The in-house production depth describes the percentage of added value that a company generates itself in relation to the total added value of a product. For purchasing, this is a key indicator for make-or-buy decisions and strategic supplier selection.
Example: A car manufacturer reduces its in-house production depth from 45% to 35% by outsourcing the production of door modules to specialized suppliers, thereby reducing unit costs by 12% and increasing flexibility in production.
In-house production depth refers to the proportion of value added that a company generates itself through its own production processes instead of sourcing parts or services from external suppliers. It provides information on how much a company produces internally and how much it relies on external suppliers. A high in-house production depth means that many production steps take place in-house, while a low depth indicates greater outsourcing of processes.
For purchasing, in-house production depth has a significant impact on procurement strategies and supplier relationship management. A change in vertical integration requires adjustments in supplier selection, contract design and supply chain management. Buyers must weigh up which components are strategically important and whether in-house production or purchasing offers advantages.
Building on the theoretical understanding of in-house production depth, it becomes clear how decisive the design of value creation depth is for a company's success. In practice, it directly influences a company's flexibility, cost structure and ability to innovate. The shift from traditional production models to modern approaches reflects the need to adapt to dynamic market conditions and increasing customer requirements.
Traditional approach: Historically, many companies relied on a high level of in-house production and produced as many components as possible internally. This gave them full control over quality, delivery times and proprietary technologies. Typical features of this approach were extensive investments in in-house production facilities and personnel. However, this led to high fixed costs, low flexibility and difficulties in adapting quickly to market analysis. In addition, innovation was often limited by internal capacity constraints.
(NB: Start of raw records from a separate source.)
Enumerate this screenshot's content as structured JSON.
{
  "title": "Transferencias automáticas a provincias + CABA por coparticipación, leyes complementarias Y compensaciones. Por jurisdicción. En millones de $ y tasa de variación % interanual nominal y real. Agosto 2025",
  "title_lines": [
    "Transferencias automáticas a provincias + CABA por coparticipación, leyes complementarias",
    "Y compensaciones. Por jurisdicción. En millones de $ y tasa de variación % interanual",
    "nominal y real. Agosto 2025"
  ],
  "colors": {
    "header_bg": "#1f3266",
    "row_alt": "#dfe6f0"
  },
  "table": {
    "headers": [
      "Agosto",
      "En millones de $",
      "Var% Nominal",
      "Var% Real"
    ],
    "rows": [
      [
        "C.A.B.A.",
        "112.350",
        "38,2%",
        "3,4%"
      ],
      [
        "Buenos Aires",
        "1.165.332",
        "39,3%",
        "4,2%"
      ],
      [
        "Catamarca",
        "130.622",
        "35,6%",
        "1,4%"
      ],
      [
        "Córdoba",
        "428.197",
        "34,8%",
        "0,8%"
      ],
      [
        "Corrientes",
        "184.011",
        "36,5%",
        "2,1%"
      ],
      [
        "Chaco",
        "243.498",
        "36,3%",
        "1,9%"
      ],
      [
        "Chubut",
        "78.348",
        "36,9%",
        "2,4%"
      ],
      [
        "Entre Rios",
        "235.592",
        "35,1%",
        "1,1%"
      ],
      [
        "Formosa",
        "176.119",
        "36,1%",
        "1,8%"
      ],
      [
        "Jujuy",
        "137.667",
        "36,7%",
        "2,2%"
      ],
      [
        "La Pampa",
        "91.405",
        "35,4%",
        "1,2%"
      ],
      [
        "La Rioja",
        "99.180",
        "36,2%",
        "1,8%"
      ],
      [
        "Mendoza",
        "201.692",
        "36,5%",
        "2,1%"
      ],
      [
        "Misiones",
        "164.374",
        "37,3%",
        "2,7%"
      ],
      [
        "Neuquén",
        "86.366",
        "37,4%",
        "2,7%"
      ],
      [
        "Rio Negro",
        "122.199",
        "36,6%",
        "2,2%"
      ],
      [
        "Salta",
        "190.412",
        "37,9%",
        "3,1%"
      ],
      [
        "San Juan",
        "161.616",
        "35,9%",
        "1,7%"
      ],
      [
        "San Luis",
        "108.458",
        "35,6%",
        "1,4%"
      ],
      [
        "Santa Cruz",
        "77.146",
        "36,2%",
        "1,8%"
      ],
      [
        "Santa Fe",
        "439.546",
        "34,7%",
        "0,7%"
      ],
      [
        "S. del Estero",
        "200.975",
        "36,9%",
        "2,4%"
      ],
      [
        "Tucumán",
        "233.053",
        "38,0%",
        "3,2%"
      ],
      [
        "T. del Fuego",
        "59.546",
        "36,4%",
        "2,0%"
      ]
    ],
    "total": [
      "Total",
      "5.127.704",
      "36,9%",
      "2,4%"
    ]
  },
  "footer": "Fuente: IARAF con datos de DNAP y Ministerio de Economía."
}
Agile supply networks: The modern approach reduces in-house production depth in favor of flexible value creation networks. Companies focus on their core competencies and cooperate with specialized partners for other production steps. The use of digital technologies and real-time data makes supply chains more transparent and efficient. This leads to increased agility, cost savings and the ability to react quickly to market trends. Innovation can be accelerated through access to external expertise, while risk management is better distributed.
A leading car manufacturer has significantly reduced its in-house production depth by outsourcing the production of components such as electronic systems and seats to specialized suppliers. This strategy enabled the company to reduce its fixed costs by 20% and make production more flexible. The time-to-market for new models was reduced by 25%, giving the company a competitive advantage. The manufacturer also benefited from innovations from partner companies, which increased vehicle quality and customer satisfaction.
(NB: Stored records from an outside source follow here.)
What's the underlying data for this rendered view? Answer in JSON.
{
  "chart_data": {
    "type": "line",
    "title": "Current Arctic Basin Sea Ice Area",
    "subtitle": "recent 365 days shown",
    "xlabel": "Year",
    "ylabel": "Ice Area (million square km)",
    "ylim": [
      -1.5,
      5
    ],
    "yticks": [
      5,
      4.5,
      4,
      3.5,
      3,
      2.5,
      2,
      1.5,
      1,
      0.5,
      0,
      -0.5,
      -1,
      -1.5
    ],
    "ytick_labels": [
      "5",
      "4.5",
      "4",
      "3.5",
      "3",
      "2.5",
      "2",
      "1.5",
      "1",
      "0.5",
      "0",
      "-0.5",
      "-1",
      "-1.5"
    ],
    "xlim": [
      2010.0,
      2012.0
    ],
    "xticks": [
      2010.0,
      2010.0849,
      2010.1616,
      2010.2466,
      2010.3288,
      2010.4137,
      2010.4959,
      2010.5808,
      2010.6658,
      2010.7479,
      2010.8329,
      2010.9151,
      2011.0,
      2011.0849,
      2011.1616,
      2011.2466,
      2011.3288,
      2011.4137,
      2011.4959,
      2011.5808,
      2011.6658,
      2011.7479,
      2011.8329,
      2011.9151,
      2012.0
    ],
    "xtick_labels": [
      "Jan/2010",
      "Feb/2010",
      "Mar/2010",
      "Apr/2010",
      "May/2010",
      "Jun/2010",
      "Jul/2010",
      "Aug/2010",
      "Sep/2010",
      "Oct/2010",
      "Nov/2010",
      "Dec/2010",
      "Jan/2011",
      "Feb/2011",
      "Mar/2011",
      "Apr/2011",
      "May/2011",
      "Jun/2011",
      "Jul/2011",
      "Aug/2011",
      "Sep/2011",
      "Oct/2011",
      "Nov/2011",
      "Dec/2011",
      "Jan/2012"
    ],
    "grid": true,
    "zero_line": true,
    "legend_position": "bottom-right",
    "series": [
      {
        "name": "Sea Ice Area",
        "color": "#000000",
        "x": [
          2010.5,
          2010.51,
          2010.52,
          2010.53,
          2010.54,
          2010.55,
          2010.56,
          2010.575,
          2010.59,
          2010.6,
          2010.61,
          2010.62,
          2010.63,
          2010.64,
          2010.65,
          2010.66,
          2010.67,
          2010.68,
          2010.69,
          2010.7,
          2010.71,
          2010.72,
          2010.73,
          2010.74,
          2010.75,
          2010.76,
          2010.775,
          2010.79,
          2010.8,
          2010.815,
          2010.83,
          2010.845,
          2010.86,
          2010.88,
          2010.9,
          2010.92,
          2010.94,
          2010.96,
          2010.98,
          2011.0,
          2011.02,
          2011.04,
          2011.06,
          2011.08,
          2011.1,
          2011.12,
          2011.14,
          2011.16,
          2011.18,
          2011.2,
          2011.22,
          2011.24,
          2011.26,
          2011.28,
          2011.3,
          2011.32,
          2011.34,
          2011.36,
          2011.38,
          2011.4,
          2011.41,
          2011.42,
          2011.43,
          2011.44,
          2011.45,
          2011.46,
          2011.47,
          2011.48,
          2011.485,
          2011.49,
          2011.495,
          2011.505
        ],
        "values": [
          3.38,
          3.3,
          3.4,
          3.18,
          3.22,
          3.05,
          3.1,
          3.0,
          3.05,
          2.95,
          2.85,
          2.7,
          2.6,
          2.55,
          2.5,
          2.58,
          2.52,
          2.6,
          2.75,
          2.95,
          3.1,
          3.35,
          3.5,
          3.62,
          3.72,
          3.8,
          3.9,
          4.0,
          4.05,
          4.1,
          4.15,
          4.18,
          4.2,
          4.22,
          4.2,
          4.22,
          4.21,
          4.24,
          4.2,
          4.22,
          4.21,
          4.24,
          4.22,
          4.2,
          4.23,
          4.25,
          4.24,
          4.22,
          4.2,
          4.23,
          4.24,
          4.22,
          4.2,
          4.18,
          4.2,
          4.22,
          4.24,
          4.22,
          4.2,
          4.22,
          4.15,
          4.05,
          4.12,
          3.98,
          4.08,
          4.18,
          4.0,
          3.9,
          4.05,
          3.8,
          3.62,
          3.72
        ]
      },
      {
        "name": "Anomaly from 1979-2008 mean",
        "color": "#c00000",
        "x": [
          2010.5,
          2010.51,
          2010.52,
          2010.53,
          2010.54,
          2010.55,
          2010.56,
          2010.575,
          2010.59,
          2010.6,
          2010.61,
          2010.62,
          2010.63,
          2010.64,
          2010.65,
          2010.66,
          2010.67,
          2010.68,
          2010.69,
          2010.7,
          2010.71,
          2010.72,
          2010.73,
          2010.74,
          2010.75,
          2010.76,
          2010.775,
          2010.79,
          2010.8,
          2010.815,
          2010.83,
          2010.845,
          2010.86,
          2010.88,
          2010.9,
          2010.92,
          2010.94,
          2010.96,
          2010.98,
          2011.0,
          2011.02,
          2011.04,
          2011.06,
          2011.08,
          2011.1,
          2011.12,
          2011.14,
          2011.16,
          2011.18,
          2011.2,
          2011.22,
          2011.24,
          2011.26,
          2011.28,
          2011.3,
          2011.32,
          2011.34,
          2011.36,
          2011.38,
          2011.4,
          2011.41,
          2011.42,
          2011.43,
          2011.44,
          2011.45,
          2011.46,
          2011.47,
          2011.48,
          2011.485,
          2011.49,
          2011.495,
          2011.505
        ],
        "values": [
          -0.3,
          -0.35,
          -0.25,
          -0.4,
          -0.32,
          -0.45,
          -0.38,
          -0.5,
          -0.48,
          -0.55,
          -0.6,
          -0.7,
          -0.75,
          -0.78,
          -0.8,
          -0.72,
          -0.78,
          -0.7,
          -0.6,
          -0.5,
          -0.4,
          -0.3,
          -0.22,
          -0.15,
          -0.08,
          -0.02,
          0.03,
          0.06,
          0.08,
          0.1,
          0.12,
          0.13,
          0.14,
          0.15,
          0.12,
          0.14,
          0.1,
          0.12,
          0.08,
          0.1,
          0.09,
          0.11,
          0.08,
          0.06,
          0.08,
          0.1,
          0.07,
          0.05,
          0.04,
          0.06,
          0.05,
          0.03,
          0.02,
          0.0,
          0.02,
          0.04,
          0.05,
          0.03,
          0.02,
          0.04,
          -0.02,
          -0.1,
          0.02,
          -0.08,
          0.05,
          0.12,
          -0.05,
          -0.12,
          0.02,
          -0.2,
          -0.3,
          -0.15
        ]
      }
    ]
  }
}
In-house vertical integration is a key strategic tool for companies that determines the balance between internal production and external sourcing. Optimal vertical integration requires careful analysis of costs, core competencies and market requirements. While high in-house production depths offer more control and know-how protection, lower depths enable greater flexibility and cost savings. Success lies in the dynamic adaptation of vertical integration to changing market conditions and technological developments.